Por regla general, los seres humanos han sido caníbales no por hambre y necesidad sino por razones que podemos llamar religiosas. Cuenta Sir James George Frazer en un capítulo de El Ramo Dorado que se llama ‘Magia homeopática de una dieta carnívora’ y a propósito de los ritos de iniciación de las tribus de las montañas de África sudeste: «cuando muere un enemigo que se ha destacado por su valentía, su hígado, que se considera la sede del valor; sus orejas que se suponen ser la sede de la inteligencia; la piel de su frente, que se aprecia como la sede de la perseverancia; sus testículos que se estiman ser la sede de la fuerza; y otros miembros que se ven como sede de otras virtudes; se amputan de su cuerpo y se asan hasta carbonizarlos. Las cenizas se conservan cuidadosamente en un cuerno de toro, y durante las ceremonias que se observan en el momento de la circuncisión, se mezclan con otros ingredientes para hacer una especie de pasta, que los sacerdotes tribales suministran a los jóvenes. De esta manera, se cree que la fuerza, valor, inteligencia u otros virtudes del caído, se transmiten a quienes lo comen.» Muchas tribus de África, Australia y las Américas comían el corazón del enemigo vencido, sea sangriento o pulverizado, para adquirir valor; y en otros lugares las partes preferidas eran las manos y los pies, los sesos o las tripas, o se bebía la sangre.

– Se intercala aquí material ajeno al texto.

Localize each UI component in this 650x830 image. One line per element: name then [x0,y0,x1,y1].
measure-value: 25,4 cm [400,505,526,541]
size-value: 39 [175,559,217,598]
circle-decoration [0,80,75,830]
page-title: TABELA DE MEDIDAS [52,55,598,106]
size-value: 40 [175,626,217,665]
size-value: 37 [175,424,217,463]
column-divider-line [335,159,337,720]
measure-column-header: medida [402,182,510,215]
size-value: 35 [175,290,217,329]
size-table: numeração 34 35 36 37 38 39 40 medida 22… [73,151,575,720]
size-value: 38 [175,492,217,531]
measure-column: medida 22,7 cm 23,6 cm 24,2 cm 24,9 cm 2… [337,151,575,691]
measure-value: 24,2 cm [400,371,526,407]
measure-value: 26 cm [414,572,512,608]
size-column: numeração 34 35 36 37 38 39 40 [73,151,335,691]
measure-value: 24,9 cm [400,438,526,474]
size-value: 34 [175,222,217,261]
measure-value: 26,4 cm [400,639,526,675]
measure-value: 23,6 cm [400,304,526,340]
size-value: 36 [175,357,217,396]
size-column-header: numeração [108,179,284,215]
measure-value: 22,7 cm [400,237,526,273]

Según Frazer (y otros) la gente adquiría también los poderes de sus dioses, comiéndolos en la forma simbólica de sacrificios humanos, los cuales luego fueron sustituidos en otro paso hacia la abstracción por sustancias de la naturaleza. El cuerpo de Dionisio se consumía en la forma de trigo y el vino era su sangre que se bebía.
Hace no mucho tiempo, según Jacqueline Clarac de Briceño, los campesinos andinos tomaban el caldo en el cual se había cocido para momificarlo el cuerpo de un ‘angelito’, un niño muerto en la pureza de la tierna infancia, en un rito que en su origen habría representado sacrificio y comunión.
Se habla de antropofagia además en contextos que no son religiosos; sirve por ejemplo como metáfora por los procesos de la traducción. En este contexto, el traductor brasileño Haroldo de Campos, según la crítico Else Vieira, «presenta el canibalismo como una ruptura con la verdad monológica (colonial) y al mismo tiempo una forma de alimento» o transfusión de la sangre de una cultura a otra. El lado negativo de esta imagen la muestra Laura Anderson en su obra Epítome o modo fácil de aprender el idioma Náhuatl, serie de mazorcas hechas con cera y dientes humanos, donde según Axel Stein «Cada diente extirpado significa una palabra muerta».
A nivel de imagen la antropofagia como experiencia es positiva más a menudo para el que come que para el comido. Esto se refleja en expresiones como «mi padre me va a comer vivo» o «esa mujer es una devoradora de hombres». Sin embargo, una persona que vive una gran pasión puede sentirse ingerida por la pareja y celebrar el hecho.
La devoción mística abarca a veces estados análogos. Nammalvar, poeta tamil del siglo IX, juega en términos antropófagos – entre otros relacionados – con altos estados de entrega y fusión con Krishna: (según la traducción en inglés de A.K.Ramanujan) «Mi señor oscuro/ se para allí como si nada ha cambiado/ luego de tomar enteros/ entre sus fauces/ los tres mundos/ los dioses/ y los buenos reyes/ quienes protegen sus tierras/ como lo hace una madre/ con el niño en su vientre/ y yo/ con su permiso/ lo he tomado entero a él/ y lo tengo en la barriga/ para siempre».